タイトル曲の『風待ち』は僕が幼少の頃、毎年夏になると滞在していた祖父の家(奈良県吉野郡下北山村)の思い出を歌にしてみました。間奏部分の"夏の合奏団"は、僕と中ムラサトコ→がふたりで多重録音したものです。
ラストの『絶望と苦悩のハレルヤ』は、『アフガンの風』とほぼ同時期に書いた詞と、レナード・コーエンの『Hallelujah』を組み合わせて完成させた我流カヴァーです。
2001年に始まり、今も静岡の浜岡原発のストップを願いウオークしている山口晴康ほかビッグマウンテン・ロングウオークの仲間や、日の出のトラスト地で出会った人々。そして、今は「有事法制」に反対し、ディジュを手に国会議事堂の前に座り込んでいるポンタやピース・ウオークの友人達の顔を浮かべながらこの曲をうたいました。

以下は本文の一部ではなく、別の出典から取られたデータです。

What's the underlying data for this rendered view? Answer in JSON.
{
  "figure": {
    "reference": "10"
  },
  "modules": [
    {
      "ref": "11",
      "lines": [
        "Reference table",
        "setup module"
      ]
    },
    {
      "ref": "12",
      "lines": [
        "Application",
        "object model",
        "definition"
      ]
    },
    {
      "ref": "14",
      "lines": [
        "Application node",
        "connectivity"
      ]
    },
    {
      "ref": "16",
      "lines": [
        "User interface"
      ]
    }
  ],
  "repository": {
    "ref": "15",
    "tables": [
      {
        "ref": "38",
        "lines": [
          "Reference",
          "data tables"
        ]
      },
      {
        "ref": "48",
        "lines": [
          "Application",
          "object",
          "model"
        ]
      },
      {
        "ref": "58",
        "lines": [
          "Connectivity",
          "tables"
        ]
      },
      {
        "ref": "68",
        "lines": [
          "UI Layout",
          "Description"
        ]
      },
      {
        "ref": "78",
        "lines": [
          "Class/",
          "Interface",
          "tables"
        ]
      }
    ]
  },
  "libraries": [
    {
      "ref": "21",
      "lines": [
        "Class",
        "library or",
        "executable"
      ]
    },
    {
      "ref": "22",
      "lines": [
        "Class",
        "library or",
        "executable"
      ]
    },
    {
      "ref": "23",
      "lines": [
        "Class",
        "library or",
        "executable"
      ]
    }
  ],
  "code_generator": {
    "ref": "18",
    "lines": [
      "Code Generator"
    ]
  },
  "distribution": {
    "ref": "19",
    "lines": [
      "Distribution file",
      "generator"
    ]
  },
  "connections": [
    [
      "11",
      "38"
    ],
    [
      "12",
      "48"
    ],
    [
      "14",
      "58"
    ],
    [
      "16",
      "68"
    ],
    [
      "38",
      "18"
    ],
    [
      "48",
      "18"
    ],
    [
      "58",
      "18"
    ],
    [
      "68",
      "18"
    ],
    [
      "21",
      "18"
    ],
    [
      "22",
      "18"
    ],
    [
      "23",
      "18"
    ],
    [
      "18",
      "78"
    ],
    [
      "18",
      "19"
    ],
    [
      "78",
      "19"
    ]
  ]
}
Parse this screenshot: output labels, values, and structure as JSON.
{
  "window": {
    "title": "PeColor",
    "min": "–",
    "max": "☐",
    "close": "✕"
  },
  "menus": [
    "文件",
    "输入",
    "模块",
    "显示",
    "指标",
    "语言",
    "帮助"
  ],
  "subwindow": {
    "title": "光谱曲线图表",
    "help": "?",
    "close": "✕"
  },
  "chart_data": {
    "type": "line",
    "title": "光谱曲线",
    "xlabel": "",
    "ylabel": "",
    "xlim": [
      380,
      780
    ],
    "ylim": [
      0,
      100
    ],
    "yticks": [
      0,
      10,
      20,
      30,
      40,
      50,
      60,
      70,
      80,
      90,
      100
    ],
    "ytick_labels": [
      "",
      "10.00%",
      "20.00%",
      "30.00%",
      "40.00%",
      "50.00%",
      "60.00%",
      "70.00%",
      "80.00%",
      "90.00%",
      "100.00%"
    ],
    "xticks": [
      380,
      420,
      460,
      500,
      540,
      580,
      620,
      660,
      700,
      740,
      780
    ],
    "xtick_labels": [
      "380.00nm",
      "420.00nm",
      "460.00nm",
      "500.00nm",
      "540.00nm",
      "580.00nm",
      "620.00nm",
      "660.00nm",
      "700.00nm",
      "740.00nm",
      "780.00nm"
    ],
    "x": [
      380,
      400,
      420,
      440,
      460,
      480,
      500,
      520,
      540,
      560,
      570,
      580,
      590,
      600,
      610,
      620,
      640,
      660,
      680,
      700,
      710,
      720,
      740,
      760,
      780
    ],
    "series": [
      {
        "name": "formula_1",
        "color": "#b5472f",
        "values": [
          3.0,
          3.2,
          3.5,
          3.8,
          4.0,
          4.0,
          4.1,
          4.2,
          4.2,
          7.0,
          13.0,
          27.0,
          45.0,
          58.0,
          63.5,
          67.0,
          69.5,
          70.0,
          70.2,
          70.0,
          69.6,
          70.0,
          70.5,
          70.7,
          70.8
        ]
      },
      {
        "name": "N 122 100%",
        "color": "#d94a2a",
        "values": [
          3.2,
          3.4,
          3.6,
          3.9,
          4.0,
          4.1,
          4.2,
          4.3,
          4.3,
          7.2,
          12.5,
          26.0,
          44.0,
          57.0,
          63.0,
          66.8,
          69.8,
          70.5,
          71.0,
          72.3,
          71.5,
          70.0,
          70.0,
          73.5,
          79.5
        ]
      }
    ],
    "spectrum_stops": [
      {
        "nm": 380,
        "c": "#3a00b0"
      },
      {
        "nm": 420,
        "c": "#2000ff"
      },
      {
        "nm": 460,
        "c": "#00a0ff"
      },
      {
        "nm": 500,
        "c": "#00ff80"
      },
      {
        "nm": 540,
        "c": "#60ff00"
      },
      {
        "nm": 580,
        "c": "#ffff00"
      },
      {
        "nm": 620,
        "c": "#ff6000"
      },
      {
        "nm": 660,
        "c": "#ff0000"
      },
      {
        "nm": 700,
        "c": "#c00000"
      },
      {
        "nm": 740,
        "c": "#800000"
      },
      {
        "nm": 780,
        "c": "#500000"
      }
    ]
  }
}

このCDを聞いてネガティブな印象を持つ人もいると思います。でも、思うにその人の精神状態がそのネガティブなものを想起させ、映し出しているのだと思います。
実はこの作品には「勇気」という主題がありました。が、しかし…ここにある歌の在り方は人々を勇気づける安易さと気楽さは持ち合わせていないのかもしれない…とも思います。メッセージ色が強いからです。
僕がこのアルバムに『風待ち』というタイトルを付けた理由は、"風"という言葉が歌の中にたくさん出てくるということもあるのですが、もうひとつは…今は行動を押さえて、風が吹くのを待つ、そういう時期なのではないか…?そんな思いが僕の中にあるからかもしれません。風が吹かなければ風の塔のプロペラも回りません。だからこそ、やる気十分な、ビー・ポジティブなR&Rやレゲエナンバーがこのアルバムに1曲も入ってないのでしょう。けれども、いま…2002年の夏にこれを、この思いを人々に伝えなければ…アルバムをリリースしなければおれない…逸る気持ちがあったのです。